For Immediate Release
5 Low-Leverage Stocks That Will Boost Your Portfolio
In the complex world of investment, understanding the amount of financial leverage a company bears is crucial. With capital being one of the basic factors of production, companies - especially those facing a dearth of resources - need exogenous funds to finance their corporate expenses, run operations smoothly as well as expand the realm of their business. Among equity and debt - the two most common options used to boost a company's future earnings - debt is the more popular one. This is perhaps due to the cheap and easy availability of debt over equity financing.
This is because when a company resorts to debt financing, it takes on fixed expenses in the form of interest payments for a specific time period. However, in case of equity financing, a shareholder not only becomes a partial owner of the company but also has a direct claim on the company's future profits.
Yet, debt financing has its share of drawbacks. The problem arises when leverage, referred to as the amount of debt a company bears, becomes exorbitant. A high degree of financial leverage means high interest payments, which affect the company's bottom line.

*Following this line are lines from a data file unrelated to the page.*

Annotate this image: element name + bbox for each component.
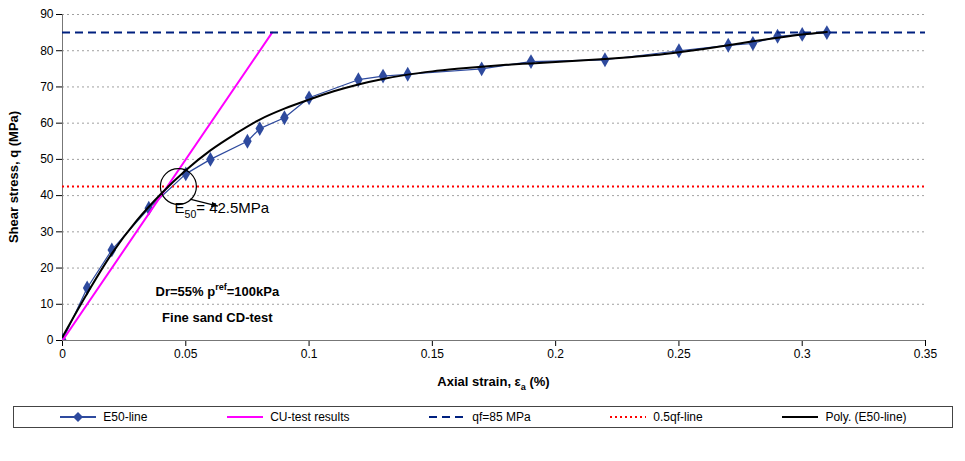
svg-text:0.2: 0.2 xyxy=(547,347,564,361)
html-text:Poly. (E50-line): Poly. (E50-line) xyxy=(825,410,907,424)
svg-text:0: 0 xyxy=(47,333,54,347)
svg-text:Fine sand CD-test: Fine sand CD-test xyxy=(162,310,273,325)
svg-text:0: 0 xyxy=(59,347,66,361)
svg-text:0.25: 0.25 xyxy=(667,347,691,361)
svg-text:0.05: 0.05 xyxy=(174,347,198,361)
html-text:E50-line: E50-line xyxy=(103,410,148,424)
svg-text:0.15: 0.15 xyxy=(421,347,445,361)
svg-text:Dr=55% pref=100kPa: Dr=55% pref=100kPa xyxy=(156,282,280,299)
svg-text:0.1: 0.1 xyxy=(301,347,318,361)
html-text:qf=85 MPa: qf=85 MPa xyxy=(472,410,531,424)
svg-text:10: 10 xyxy=(40,297,54,311)
html-text:CU-test results: CU-test results xyxy=(270,410,350,424)
svg-text:30: 30 xyxy=(40,225,54,239)
svg-text:0.35: 0.35 xyxy=(914,347,938,361)
svg-text:Axial strain, εa (%): Axial strain, εa (%) xyxy=(437,374,549,392)
svg-text:90: 90 xyxy=(40,7,54,21)
svg-text:70: 70 xyxy=(40,80,54,94)
svg-text:60: 60 xyxy=(40,116,54,130)
html-text:0.5qf-line: 0.5qf-line xyxy=(653,410,703,424)
svg-text:80: 80 xyxy=(40,44,54,58)
svg-text:20: 20 xyxy=(40,261,54,275)
svg-text:50: 50 xyxy=(40,152,54,166)
svg-text:E50= 42.5MPa: E50= 42.5MPa xyxy=(175,199,270,220)
svg-text:0.3: 0.3 xyxy=(794,347,811,361)
svg-text:Shear stress, q (MPa): Shear stress, q (MPa) xyxy=(6,111,21,243)
svg-text:40: 40 xyxy=(40,188,54,202)
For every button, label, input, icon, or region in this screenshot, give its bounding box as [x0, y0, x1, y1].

Of course, this does not mean that corporations should totally avoid debt financing. In fact, it has been an inherent instrument for corporations to grow their earnings.
Nevertheless, to be on the safe side, investors try to avoid stocks that bear large debt loads. Empirically, several leverage ratios have been constructed to measure the exact amount of debt risk a company bears in order to safeguard investors from debt traps.
Debt-to-equity ratio is one such measure, perhaps the most popular one, which has been used to evaluate a company's credit worthiness, for potential equity investments.